L’écriture destinée au théâtre doit se libérer des frontières de « son genre ». Il faut la perturber de tentations diverses, la traîner hors de son territoire, tout est bon roman, poésie, cinéma , art visuel, travail de l’image. La question de l’espace m’a amenée par exemple à travailler la page ( ou l’écran) comme un espace plastique. Dans certains de mes textes j’utilise des signes qui ont à voir avec l’image, des pictogrammes qui expulsent, en réalité, le mot, donc, le son qu’il a, et créent un rapport ambigu à la parole, au geste. Et l’ordinateur a ici une importance capitale. J’aimerais un jour arriver à mettre l’écriture en mouvement, comme la camera a mis l’image en mouvement.. L’ordinateur est-il l’outil permettant d’y parvenir : faire vivre et bouger l’écriture, faire voyager une phrase d’un endroit à un autre, la faire sortir du cadre ou la faire se promener, courir sur l’écran, tout à fait, de manière analogique, comme un corps se déplace sur un plateau ?

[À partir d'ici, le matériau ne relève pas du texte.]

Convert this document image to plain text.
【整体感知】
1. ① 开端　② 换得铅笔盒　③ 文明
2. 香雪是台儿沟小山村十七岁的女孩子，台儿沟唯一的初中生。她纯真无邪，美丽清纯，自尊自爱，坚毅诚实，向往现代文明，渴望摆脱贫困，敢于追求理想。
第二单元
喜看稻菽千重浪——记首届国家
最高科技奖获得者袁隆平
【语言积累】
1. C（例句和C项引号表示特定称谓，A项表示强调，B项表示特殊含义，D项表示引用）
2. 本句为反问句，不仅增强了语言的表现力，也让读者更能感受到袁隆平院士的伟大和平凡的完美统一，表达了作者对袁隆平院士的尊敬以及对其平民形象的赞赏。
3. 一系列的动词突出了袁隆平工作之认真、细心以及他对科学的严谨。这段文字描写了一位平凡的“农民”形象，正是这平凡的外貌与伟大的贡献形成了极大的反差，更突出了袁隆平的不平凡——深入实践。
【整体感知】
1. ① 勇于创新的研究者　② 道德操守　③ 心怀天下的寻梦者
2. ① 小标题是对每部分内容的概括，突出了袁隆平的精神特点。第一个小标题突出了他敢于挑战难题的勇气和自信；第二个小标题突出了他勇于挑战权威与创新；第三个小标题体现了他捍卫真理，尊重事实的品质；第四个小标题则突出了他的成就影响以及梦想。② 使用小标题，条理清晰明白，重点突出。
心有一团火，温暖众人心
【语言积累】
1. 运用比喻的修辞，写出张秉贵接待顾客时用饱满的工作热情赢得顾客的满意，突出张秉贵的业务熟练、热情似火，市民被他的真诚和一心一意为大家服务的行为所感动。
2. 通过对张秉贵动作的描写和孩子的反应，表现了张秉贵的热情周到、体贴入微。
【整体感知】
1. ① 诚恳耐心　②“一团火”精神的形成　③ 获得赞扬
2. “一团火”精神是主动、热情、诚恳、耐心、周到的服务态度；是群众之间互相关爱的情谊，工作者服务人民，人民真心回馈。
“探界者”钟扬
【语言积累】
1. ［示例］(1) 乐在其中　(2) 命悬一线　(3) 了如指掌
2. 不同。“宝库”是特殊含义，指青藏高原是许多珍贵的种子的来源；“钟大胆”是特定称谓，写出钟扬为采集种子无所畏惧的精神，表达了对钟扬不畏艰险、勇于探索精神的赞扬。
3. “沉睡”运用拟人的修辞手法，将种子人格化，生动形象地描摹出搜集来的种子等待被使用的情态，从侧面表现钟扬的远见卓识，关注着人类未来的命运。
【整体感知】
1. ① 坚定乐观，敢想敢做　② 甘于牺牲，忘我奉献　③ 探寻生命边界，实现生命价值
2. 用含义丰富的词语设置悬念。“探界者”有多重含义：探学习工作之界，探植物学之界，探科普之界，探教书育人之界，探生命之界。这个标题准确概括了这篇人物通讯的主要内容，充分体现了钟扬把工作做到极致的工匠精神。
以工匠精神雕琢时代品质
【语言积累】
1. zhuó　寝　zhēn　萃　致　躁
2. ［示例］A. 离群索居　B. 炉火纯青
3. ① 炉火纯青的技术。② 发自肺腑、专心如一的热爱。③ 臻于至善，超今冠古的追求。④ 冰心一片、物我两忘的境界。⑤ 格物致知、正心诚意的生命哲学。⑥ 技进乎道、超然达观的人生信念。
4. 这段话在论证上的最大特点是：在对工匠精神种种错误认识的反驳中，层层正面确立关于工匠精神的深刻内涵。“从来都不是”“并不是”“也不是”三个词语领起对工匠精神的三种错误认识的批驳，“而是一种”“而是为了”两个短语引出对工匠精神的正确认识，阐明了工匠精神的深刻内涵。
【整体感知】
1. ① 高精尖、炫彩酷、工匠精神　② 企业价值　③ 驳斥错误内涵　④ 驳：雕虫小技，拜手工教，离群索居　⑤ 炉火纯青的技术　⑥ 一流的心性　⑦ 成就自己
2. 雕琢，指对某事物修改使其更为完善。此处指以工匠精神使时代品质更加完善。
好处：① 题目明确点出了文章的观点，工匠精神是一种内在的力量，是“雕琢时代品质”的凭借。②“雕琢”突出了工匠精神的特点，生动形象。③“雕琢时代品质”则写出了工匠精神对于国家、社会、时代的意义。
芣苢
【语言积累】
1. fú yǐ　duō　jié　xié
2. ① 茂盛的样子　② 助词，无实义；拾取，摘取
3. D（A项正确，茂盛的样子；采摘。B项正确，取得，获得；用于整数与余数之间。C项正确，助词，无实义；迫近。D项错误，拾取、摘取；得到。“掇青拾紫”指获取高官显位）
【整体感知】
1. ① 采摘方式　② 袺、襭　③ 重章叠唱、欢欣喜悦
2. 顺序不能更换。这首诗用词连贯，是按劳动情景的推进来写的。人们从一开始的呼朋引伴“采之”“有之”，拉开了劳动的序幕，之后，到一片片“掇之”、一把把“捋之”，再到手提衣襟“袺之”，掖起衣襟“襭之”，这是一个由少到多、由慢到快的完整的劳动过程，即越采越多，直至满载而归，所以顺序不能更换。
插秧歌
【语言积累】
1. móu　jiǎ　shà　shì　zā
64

Nous sommes limités dans nos outils, l’ordinateur est en train de nous en donner de nouveaux. Il faut se servir de ces possibilités pour explorer la page, pour animer le cadre avec des mots qui sont des sons, avec des images qui sont des mots.

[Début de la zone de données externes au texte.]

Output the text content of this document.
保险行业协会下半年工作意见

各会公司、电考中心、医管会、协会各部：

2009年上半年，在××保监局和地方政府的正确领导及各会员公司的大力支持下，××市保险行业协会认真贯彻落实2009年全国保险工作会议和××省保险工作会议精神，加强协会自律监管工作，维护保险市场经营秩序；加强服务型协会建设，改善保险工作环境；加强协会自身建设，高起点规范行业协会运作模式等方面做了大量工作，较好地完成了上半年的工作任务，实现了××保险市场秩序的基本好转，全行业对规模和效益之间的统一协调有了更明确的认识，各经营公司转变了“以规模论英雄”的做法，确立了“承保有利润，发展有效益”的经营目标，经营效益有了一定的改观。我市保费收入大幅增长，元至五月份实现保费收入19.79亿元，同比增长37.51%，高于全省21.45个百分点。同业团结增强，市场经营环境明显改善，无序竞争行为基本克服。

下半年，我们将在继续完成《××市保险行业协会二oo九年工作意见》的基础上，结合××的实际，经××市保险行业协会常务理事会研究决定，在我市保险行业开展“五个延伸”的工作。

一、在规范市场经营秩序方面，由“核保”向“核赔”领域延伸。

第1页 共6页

La didascalie est ainsi pour moi , auteur scénique, une question récurrente et passionnante. Elle est la part romanesque cachée du théâtre, sa part amputée. C’est l’instrument majeur et pourtant sacrifié de tout ce qui met en place l’image, le mouvement, l’espace dans l’écriture théâtrale. Comment fait-on pour faire bouger les choses si on rejette le principe de cette didascalie ? Je la travaille tout à fait autrement, soit en parsemant la parole d’informations climatiques, temporelles, géographiques. Tout est contenu dans la parole. Soit je débarrasse la parole de toute indication scénique et tente de trouver une autre manière de rendre lisibles ces informations. La page blanche est à elle seule une grande didascalie, si on confond la page avec la scène théâtrale future. Et la typographie devient alors l’un des moyens possibles pour signaler le mouvement, l’écart, la fuite.